La corruption en Tunisie est encouragée par le système, la multitude de lois qu’on arrive, selon le contexte et les personnes, à contourner ou dont on use pour bloquer l’initiative et décourager les plus hardis, les plus brillants. Décider de simplifier, de digitaliser, mettre fin aux résistances d’une partie de l’administration publique qui s’inquiète des pertes qu’elle encourt, si tout est numérisé, est réalisable si un trait de crayon présidentiel.
Rassurer les investisseurs est essentiel lorsque nous savons que l’investissement privé se caractérise par un faible dynamisme pour ne pas dépasser les 15% du PIB alors que la moyenne dans les pays sud-est asiatiques est de 25%. Pire, ce manque de dynamisme a été accentué ces dernières années sous l’effet du climat d’incertitude et d’instabilité politique, sécuritaire et sociale post-révolution*.
Les investissements étrangers, qui étaient en 2010 de 2,279 milliards de dinars (3,9% du PIB) sont tombés en 2014 à 1,8 milliards de dinars (2,2% du PIB). 7 ans après, à la fin du mois de septembre 2021, ils sont réduits à 1,383 milliard de dinars : 1,365 milliard de dinars en investissements directs étrangers (IDE) et 18,1 millions de dinars en portefeuille. Et si la Tunisie n’est plus un site attractif pour les investisseurs nationaux tétanisés par les discours officiels, il ne faut pas s’attendre au retour des IDE. Les investissements que nous voyons de temps à autres sont des extensions de projets initiaux.

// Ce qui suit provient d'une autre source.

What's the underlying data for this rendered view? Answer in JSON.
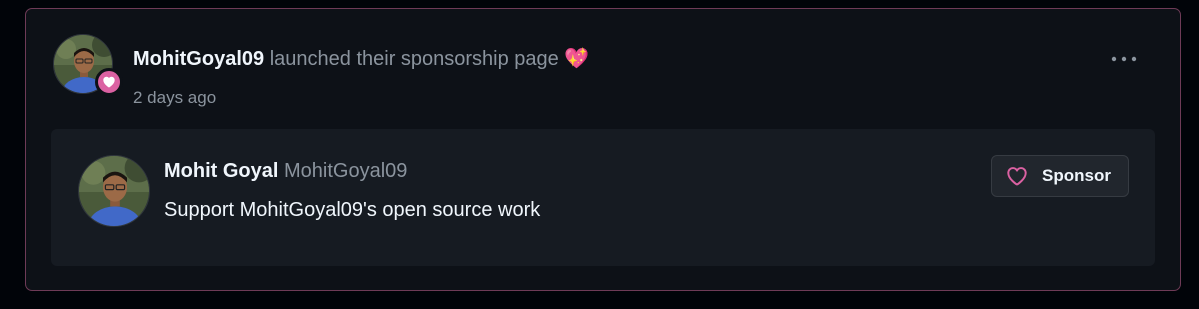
{
  "event": {
    "actor": "MohitGoyal09",
    "action_text": "launched their sponsorship page",
    "emoji": "💖",
    "timestamp": "2 days ago",
    "more_icon": "kebab-horizontal-icon"
  },
  "sponsor_card": {
    "full_name": "Mohit Goyal",
    "login": "MohitGoyal09",
    "description": "Support MohitGoyal09's open source work",
    "button_label": "Sponsor",
    "button_icon": "heart-outline-icon"
  },
  "colors": {
    "sponsor_pink": "#db61a2",
    "card_border": "#6e3b57",
    "background": "#0d1117",
    "inner_background": "#161b22",
    "muted_text": "#8b949e",
    "primary_text": "#f0f6fc"
  }
}
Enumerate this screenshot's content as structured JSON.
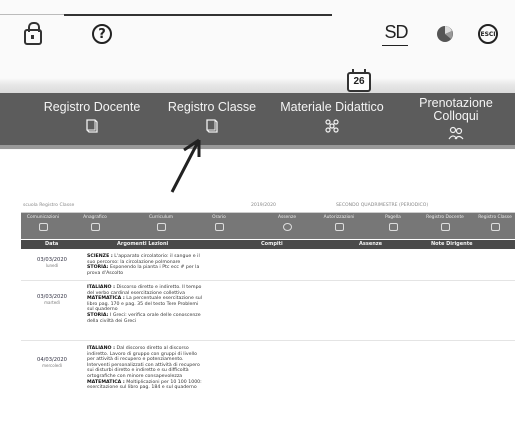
{
  "top_toolbar": {
    "icons": {
      "lock": "lock-icon",
      "help": "question-icon",
      "help_glyph": "?",
      "sd_logo": "S",
      "sd_logo_d": "D",
      "pie": "pie-chart-icon",
      "exit": "ESCI"
    },
    "calendar_day": "26",
    "nav_items": [
      {
        "label": "Registro Docente",
        "icon": "book-icon"
      },
      {
        "label": "Registro Classe",
        "icon": "book-icon"
      },
      {
        "label": "Materiale Didattico",
        "icon": "molecule-icon"
      },
      {
        "label_line1": "Prenotazione",
        "label_line2": "Colloqui",
        "icon": "people-icon"
      }
    ],
    "colors": {
      "nav_bg": "#5c5c5c",
      "nav_text": "#f4f4f4"
    }
  },
  "register": {
    "breadcrumb": "scuola Registro Classe",
    "year": "2019/2020",
    "class_info": "SECONDO QUADRIMESTRE (PERIODICO)",
    "nav_items": [
      "Comunicazioni",
      "Anagrafico",
      "Curriculum",
      "Orario",
      "Assenze",
      "Autorizzazioni",
      "Pagella",
      "Registro Docente",
      "Registro Classe"
    ],
    "columns": [
      "Data",
      "Argomenti Lezioni",
      "Compiti",
      "Assenze",
      "Note Dirigente"
    ],
    "rows": [
      {
        "date": "03/03/2020",
        "day": "lunedì",
        "lessons": [
          {
            "subject": "SCIENZE :",
            "text": "L'apparato circolatorio: il sangue e il suo percorso: la circolazione polmonare"
          },
          {
            "subject": "STORIA:",
            "text": "Esponendo la pianta i Ptc ecc # per la prova d'Ascolto"
          }
        ]
      },
      {
        "date": "03/03/2020",
        "day": "martedì",
        "lessons": [
          {
            "subject": "ITALIANO :",
            "text": "Discorso diretto e indiretto. Il tempo del verbo cardinal esercitazione collettiva"
          },
          {
            "subject": "MATEMATICA :",
            "text": "La percentuale esercitazione sul libro pag. 170 e pag. 35 del testo Tere Problemi sul quaderno"
          },
          {
            "subject": "STORIA:",
            "text": "I Greci: verifica orale delle conoscenze della civiltà dei Greci"
          }
        ]
      },
      {
        "date": "04/03/2020",
        "day": "mercoledì",
        "lessons": [
          {
            "subject": "ITALIANO :",
            "text": "Dal discorso diretto al discorso indiretto. Lavoro di gruppo con gruppi di livello per attività di recupero e potenziamento. Interventi personalizzati con attività di recupero sui disturbi diretto e indiretto e su difficoltà ortografiche con minore consapevolezza"
          },
          {
            "subject": "MATEMATICA :",
            "text": "Moltiplicazioni per 10 100 1000: esercitazione sul libro pag. 184 e sul quaderno"
          }
        ]
      }
    ]
  }
}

Aujourd’hui, les pouvoirs publics ont le devoir de veiller sur la bonne marche des secteurs énergétiques et la production régulière du phosphate. Toute atteinte aux sites de production devrait être considérée comme une atteinte à la sécurité nationale car elle nous prive de ressources en devises précieuses pour l’importation de médicaments, de céréales et d’hydrocarbures. Et c’est vital pour le pays.
Alors, si on veut trouver des réponses à la situation difficile économiquement et financièrement que traverse le pays, il ne faut peut-être pas chercher les solutions auprès du Créateur mais élaborer un plan de relance, raisonnable, réalisable qui mobilise tous les acteurs économiques autour d’un seul objectif : remettre la Tunisie sur les rails.